Simple genetic diseases, such as cystic fibrosis and thalassaemia are just that - simple. A single gene underlies them. Finding it is like climbing a steep hill - hard work but straightforward. Complex disorders, such as asthma and type 2 diabetes, by contrast, have many components, which makes finding a cause more like scaling Everest - far harder, requiring more specialist equipment and the strong possibility of failure.

In work published in the October issue of Nature Genetics, University of Chicago researchers have cleared a path to studying the genetic foundation of type 2, or non-insulin-dependent diabetes mellitus (NIDDM). In a study of a Mexican-American population and two white populations (Finns and Germans) they have found that small genetic variations, called single-nucleotide polymorphisms (SNPs), in a particular gene tend to occur more often in diabetics than in healthy relatives. Although finding a common genetic variation in family groups affected by simple genetic disorders is implicit, a gene implicated in a population with a complex disease could provide a potential new target for gene therapy. "Variation in this gene is associated with a threefold increased risk in the groups studied," explains lead researcher Graeme Bell.

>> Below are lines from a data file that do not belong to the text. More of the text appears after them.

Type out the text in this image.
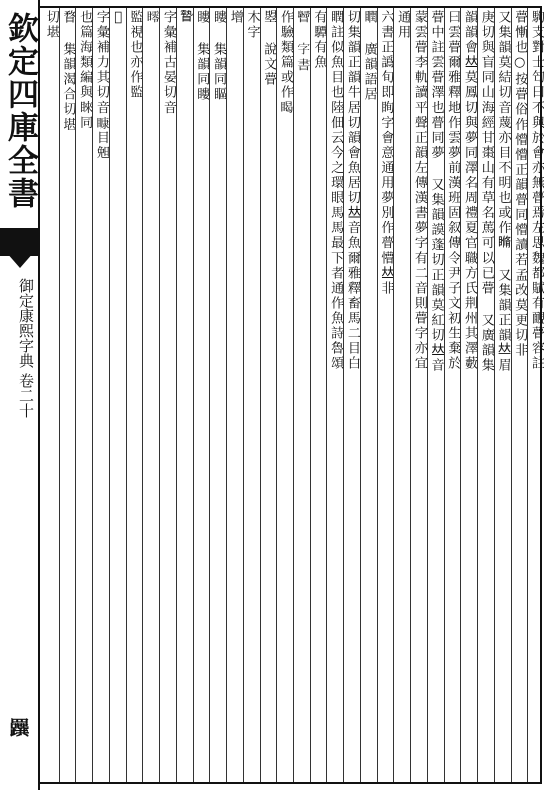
欽定四庫全書
御定康熙字典 卷二十
𦍂
駒支對士匄曰不與於會亦無瞢焉左思魏都賦有靦瞢容註
瞢慚也○按瞢俗作懵懵正韻瞢同懵讀若孟改莫更切非
又集韻莫結切音蔑亦目不明也或作𥉈 又集韻正韻𠀤眉
庚切與盲同山海經甘棗山有草名䔍可以已瞢 又廣韻集
韻韻會𠀤莫鳳切與夢同澤名周禮夏官職方氏荆州其澤藪
曰雲瞢爾雅釋地作雲夢前漢班固叙傳令尹子文初生棄於
瞢中註雲瞢澤也瞢同夢 又集韻謨蓬切正韻莫紅切𠀤音
蒙雲瞢李軌讀平聲正韻左傳漢書夢字有二音則瞢字亦宜
通用
六書正譌旬即眴字會意通用夢別作瞢懵𠀤非
瞤 廣韻語居
切集韻正韻牛居切韻會魚居切𠀤音魚爾雅釋畜馬二目白
瞤註似魚目也陸佃云今之環眼馬馬最下者通作魚詩魯頌
有驔有魚
𥍁 字書
作驗類篇或作𥈎
曌 說文瞢
木字
增
瞜 集韻同瞘
瞜 集韻同瞜
𥊍
字彙補古晏切音
𥋞
監視也亦作監
𥊝
字彙補力其切音𥉽目𣆶
也篇海類編與睞同
瞀 集韻渴合切堪
切堪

Bell and colleagues have used clever detective work coupled with brute force to positionally clone this gene, which seems to affect susceptibility to type 2 diabetes. They point the accusing finger at a gene encoding calpain-10, a ubiquitous cysteine protease, and demonstrate that specific combinations of polymorphisms in this gene are associated with disease risk. "These findings propose a fundamentally new hypothesis for diabetes research," says Leonid Kruglyak of the Fred Hutchison Cancer Center, Seattle, writing in an accompanying News and Views article. Superficially, the enzyme has no apparent connection with the disease but Bell's colleagues, led by Leslie Baier, have reported that variation in calpain-10 is associated with insulin resistance, so there are already clues as to a possible underlying mechanism.

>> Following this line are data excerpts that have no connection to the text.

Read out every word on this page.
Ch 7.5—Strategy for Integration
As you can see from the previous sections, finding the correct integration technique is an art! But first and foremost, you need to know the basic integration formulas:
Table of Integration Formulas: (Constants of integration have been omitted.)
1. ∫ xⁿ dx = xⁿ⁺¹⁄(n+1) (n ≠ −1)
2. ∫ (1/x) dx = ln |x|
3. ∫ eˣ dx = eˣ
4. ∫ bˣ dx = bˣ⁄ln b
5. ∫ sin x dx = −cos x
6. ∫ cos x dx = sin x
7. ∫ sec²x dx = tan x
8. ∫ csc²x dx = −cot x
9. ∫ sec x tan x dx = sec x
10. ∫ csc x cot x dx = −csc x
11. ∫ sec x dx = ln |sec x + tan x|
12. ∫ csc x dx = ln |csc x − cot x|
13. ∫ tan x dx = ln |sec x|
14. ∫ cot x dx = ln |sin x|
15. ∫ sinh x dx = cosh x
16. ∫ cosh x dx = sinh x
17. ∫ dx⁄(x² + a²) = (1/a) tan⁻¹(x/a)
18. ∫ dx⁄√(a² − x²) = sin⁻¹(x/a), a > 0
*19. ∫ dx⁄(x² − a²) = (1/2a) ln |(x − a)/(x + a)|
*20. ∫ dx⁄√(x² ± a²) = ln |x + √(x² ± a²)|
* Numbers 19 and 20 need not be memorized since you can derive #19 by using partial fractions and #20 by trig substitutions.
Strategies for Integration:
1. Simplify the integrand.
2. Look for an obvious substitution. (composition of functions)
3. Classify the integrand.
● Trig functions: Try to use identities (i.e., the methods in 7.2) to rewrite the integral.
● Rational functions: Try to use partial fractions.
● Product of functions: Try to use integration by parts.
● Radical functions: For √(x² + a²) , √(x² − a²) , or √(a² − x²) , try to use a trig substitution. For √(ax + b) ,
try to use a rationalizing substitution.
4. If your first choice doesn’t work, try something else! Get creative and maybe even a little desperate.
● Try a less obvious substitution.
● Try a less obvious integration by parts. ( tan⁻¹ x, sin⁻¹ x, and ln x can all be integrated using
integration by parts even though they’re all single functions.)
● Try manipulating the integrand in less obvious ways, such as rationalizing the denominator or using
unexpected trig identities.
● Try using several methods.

Some observers are cautious of proclaiming triumphs at this stage, suggesting that a new style genetics is needed to understand complex 21st century problems. "How well [Bell's results] will stand up to future tests and extrapolation remains to be seen," explains Kenneth Weiss of Penn State University. "We need to see if it is confirmed in biological as well as epidemiological contexts," he adds, "there are lots of genes we don't know about and perhaps our ideas about diabetes physiology are wrong." Bell counters that "although we don't have information on every population in the world yet, such studies are in progress ... This is just the first step."

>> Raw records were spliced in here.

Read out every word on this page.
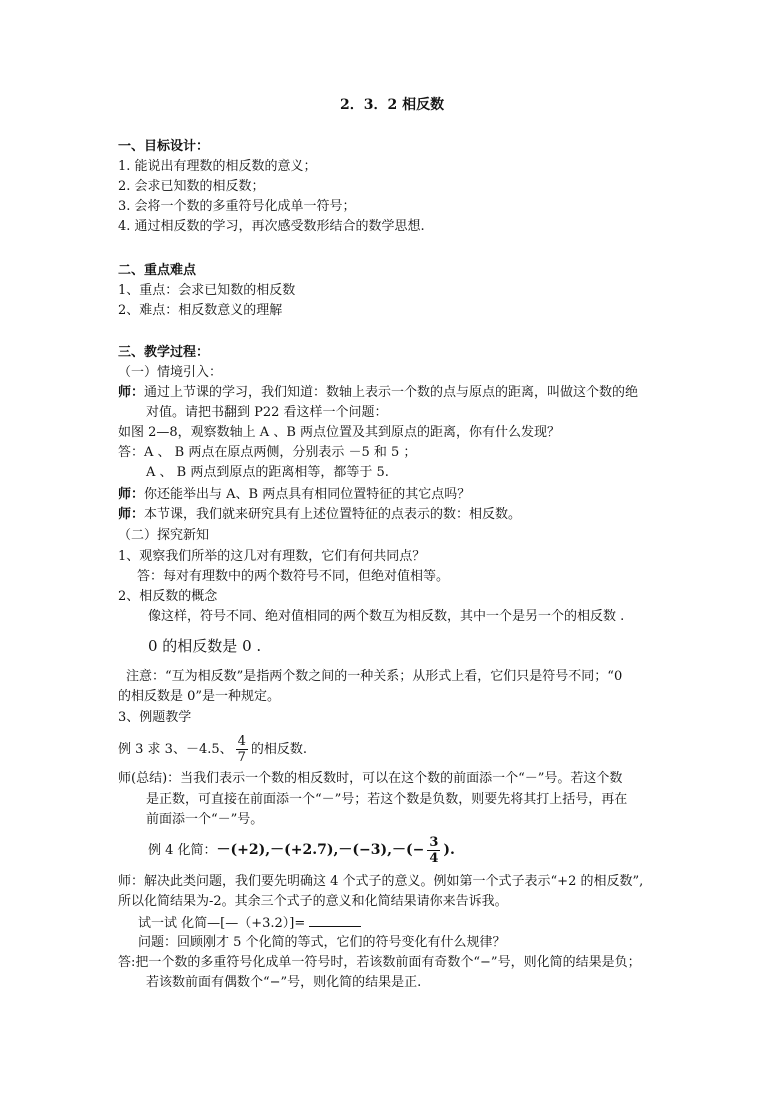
2．3．2 相反数
一、目标设计：
1. 能说出有理数的相反数的意义；
2. 会求已知数的相反数；
3. 会将一个数的多重符号化成单一符号；
4. 通过相反数的学习，再次感受数形结合的数学思想.
二、重点难点
1、重点：会求已知数的相反数
2、难点：相反数意义的理解
三、教学过程：
（一）情境引入：
师：通过上节课的学习，我们知道：数轴上表示一个数的点与原点的距离，叫做这个数的绝
对值。请把书翻到 P22 看这样一个问题：
如图 2—8，观察数轴上 A 、B 两点位置及其到原点的距离，你有什么发现？
答：A 、 B 两点在原点两侧，分别表示 －5 和 5 ；
A 、 B 两点到原点的距离相等，都等于 5.
师：你还能举出与 A、B 两点具有相同位置特征的其它点吗？
师：本节课，我们就来研究具有上述位置特征的点表示的数：相反数。
（二）探究新知
1、观察我们所举的这几对有理数，它们有何共同点？
答：每对有理数中的两个数符号不同，但绝对值相等。
2、相反数的概念
像这样，符号不同、绝对值相同的两个数互为相反数，其中一个是另一个的相反数 .
0 的相反数是 0 .
注意：“互为相反数”是指两个数之间的一种关系；从形式上看，它们只是符号不同；“0
的相反数是 0”是一种规定。
3、例题教学
例 3 求 3、－4.5、 $\frac{4}{7}$ 的相反数.
师(总结)：当我们表示一个数的相反数时，可以在这个数的前面添一个“－”号。若这个数
是正数，可直接在前面添一个“－”号；若这个数是负数，则要先将其打上括号，再在
前面添一个“－”号。
例 4 化简：$-(+2),-(+2.7),-(-3),-(- \frac{3}{4}$ ).
师：解决此类问题，我们要先明确这 4 个式子的意义。例如第一个式子表示“+2 的相反数”,
所以化简结果为-2。其余三个式子的意义和化简结果请你来告诉我。
试一试 化简—[—（+3.2）]=
问题：回顾刚才 5 个化简的等式，它们的符号变化有什么规律？
答:把一个数的多重符号化成单一符号时，若该数前面有奇数个“−”号，则化简的结果是负；
若该数前面有偶数个“−”号，则化简的结果是正.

The research does represent a shift in the landscape of genetic diseases. "Studies are not going to be easy," says Bell "but they are not impossible and each locus will present its own challenges." Kruglyak feels the path is clearer, if only because of the 'psychological factor' of showing it can succeed. How important it will be in the overall problem of diabetes, or how often this kind of success will occur in other diseases, will emerge in time.